2. De vordering, de grondslag en het verweer
2.1
NVWA heeft gevorderd om bij vonnis, uitvoerbaar bij voorraad, [gedaagde] te veroordelen aan hem te betalen € 291,27, te vermeerderen met de wettelijke rente over
€ 242,41 vanaf de dag der dagvaarding tot aan de dag der algehele voldoening, met veroordeling van [gedaagde] in de proceskosten.
2.2
NVWA legt aan haar vordering ten grondslag dat [gedaagde] de onder 1.2 vermelde factuur niet heeft voldaan hoewel zij op grond van de WMO 2015-regelgeving daartoe verplicht is. Daarnaast vordert NVWA een bedrag van € 0,46 aan rente en een bedrag van
€ 48,40 aan buitengerechtelijke incassokosten.
2.3
[gedaagde] betwist de vordering op een bedrag van € 82,26 na en heeft daartoe het navolgende betoogd. Nadat de aanvraag voor een keuring via de website van NVWA niet lukte, is deze telefonisch via een medewerker van NVWA ingediend. Deze aanvraag bleek ook niet juist te zijn ingediend. Vervolgens was een spoedaanvraag nodig om de gezondheidsverklaring op tijd te verkrijgen. De kosten voor de spoedaanvraag dienen voor rekening van NVWA te komen nu zij de tweede aanvraag niet juist heeft verricht. De kosten voor de dierenarts worden eveneens ten onrechte in rekening gebracht nu er tijdens het bezoek niet naar de paarden gekeken is. Tenslotte worden er ten onrechte kosten in rekening gebracht voor export nu het niet om export ging maar om deelname aan een evenement in Duitsland.

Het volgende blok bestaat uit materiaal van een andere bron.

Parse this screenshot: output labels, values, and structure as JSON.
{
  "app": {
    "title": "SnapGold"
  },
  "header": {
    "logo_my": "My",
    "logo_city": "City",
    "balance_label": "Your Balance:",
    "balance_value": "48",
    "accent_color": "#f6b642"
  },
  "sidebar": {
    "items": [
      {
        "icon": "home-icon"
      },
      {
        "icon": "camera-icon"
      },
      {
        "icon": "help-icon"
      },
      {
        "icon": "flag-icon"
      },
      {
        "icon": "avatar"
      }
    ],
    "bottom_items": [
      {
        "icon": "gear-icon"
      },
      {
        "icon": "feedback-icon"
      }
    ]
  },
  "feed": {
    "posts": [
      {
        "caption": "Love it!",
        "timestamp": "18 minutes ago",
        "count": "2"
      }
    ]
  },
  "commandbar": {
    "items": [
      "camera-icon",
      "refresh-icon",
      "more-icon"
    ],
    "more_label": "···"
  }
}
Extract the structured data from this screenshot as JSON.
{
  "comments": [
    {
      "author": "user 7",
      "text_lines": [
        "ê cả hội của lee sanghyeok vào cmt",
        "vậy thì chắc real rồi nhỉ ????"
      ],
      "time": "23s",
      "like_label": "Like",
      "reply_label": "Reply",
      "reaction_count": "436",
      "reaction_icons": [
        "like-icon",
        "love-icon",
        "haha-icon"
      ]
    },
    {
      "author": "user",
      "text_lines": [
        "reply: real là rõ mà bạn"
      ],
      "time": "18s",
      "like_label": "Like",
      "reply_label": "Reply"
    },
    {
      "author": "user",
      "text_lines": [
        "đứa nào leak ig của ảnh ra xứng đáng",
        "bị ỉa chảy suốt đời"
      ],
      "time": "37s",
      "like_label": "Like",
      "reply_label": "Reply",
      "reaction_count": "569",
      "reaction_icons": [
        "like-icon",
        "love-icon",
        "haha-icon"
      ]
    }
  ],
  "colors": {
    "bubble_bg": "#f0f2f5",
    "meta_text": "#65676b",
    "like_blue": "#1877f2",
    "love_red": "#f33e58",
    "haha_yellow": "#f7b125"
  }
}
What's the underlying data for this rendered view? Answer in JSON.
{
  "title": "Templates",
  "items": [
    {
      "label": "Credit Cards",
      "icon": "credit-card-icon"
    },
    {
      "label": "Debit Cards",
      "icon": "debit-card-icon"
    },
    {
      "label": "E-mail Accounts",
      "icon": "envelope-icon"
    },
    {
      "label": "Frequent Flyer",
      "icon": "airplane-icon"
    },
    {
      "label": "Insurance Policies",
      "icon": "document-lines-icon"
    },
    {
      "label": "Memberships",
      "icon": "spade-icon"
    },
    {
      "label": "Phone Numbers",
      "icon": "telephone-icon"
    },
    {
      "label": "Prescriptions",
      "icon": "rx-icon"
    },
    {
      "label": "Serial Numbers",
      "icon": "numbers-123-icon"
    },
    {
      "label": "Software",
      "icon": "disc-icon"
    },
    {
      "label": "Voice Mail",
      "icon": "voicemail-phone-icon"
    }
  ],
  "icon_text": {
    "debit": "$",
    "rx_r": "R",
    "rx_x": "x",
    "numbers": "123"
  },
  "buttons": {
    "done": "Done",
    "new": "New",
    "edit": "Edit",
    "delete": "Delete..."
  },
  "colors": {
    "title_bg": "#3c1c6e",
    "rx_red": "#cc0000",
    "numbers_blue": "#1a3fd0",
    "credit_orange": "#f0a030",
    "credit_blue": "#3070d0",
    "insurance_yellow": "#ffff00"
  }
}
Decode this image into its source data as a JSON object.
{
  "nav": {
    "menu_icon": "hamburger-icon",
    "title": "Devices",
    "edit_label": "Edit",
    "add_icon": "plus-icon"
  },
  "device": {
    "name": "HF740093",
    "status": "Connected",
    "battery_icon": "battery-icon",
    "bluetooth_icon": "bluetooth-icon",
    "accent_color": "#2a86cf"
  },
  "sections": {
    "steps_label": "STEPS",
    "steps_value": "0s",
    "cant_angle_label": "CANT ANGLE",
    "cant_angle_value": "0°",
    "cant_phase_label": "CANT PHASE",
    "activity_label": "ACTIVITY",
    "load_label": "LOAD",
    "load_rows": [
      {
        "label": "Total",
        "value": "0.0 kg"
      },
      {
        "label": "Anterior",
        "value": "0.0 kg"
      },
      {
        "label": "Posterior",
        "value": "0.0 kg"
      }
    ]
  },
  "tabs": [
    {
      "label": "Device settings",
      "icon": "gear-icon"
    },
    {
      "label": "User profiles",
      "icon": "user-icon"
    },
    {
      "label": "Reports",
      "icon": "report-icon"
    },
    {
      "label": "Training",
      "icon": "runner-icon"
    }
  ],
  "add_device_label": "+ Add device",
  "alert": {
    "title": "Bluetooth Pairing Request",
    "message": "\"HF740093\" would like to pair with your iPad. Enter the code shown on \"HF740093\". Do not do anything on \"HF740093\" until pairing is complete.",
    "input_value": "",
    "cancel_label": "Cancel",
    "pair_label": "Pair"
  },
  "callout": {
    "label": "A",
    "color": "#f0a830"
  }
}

Beoordeling van het geschil

3.1
Facturen van NVWA zijn als besluiten aan te merken waartegen bezwaar en beroep op grond van de Algemene Wet Bestuursrecht (Awb) open staat. Door
[gedaagde] is bezwaar in de zin van de Awb tegen de factuur gemaakt. Tijdens de kantonprocedure is naar voren gekomen dat NVWA nog geen formeel besluit had genomen op dit bezwaar. NVWA heeft (uiteindelijk) bij besluit van 22 januari 2020 het bezwaar ongegrond verklaard. Tegen dit besluit heeft [gedaagde] geen beroep ingediend, althans zo wordt haar laatste akte begrepen. Dit betekent dat de factuur van NVWA formele rechtskracht heeft gekregen zodat de civiele rechter geen inhoudelijke bezwaren tegen de facturen kan behandelen. Nu geen bezwaren tegen de factuur meer behandeld kunnen worden, moet het gevorderde factuurbedrag worden toegewezen. Van bijzondere omstandigheden die tot een ander oordeel moeten leiden, is niet gebleken.
3.2
De gevorderde wettelijke rente zal als onweersproken en op de wet gegrond eveneens worden toegewezen.
3.3
De gevorderde buitengerechtelijke incassokosten zullen worden afgewezen. Hoewel het instellen van bezwaar (en beroep) niet meebrengt dat de betalingsverplichting opgeschort wordt, valt het in dezen NVWA te verwijten dat pas op 22 januari 2020 een beslissing op bezwaar genomen is. Niet uit te sluiten valt dat de factuur na een tijdige beslissing ook buiten rechte betaald zou worden, maar die mogelijkheid is [gedaagde] ontnomen.
3.4
Om dezelfde reden als in overweging 3.3 genoemd zal [gedaagde] niet worden veroordeeld in de proceskosten van NVWA, maar zullen deze worden gecompenseerd in die zin dat iedere partij de eigen kosten betaald.

De beslissing

De kantonrechter,
veroordeelt [gedaagde] om aan NVWA tegen kwijting te betalen € 242,87, vermeerderd met de wettelijke rente ex artikel 6:119 BW over € 242,41 vanaf de dag der dagvaarding tot de dag der algehele voldoening;
verklaart dit vonnis in zoverre uitvoerbaar bij voorraad;
compenseert de proceskosten zodat iedere partij de eigen kosten draagt;
wijst af het meer of anders gevorderde.
Deze beslissing is gegeven door mr. G.A.F.M. Wouters, uitgesproken ter openbare terechtzitting.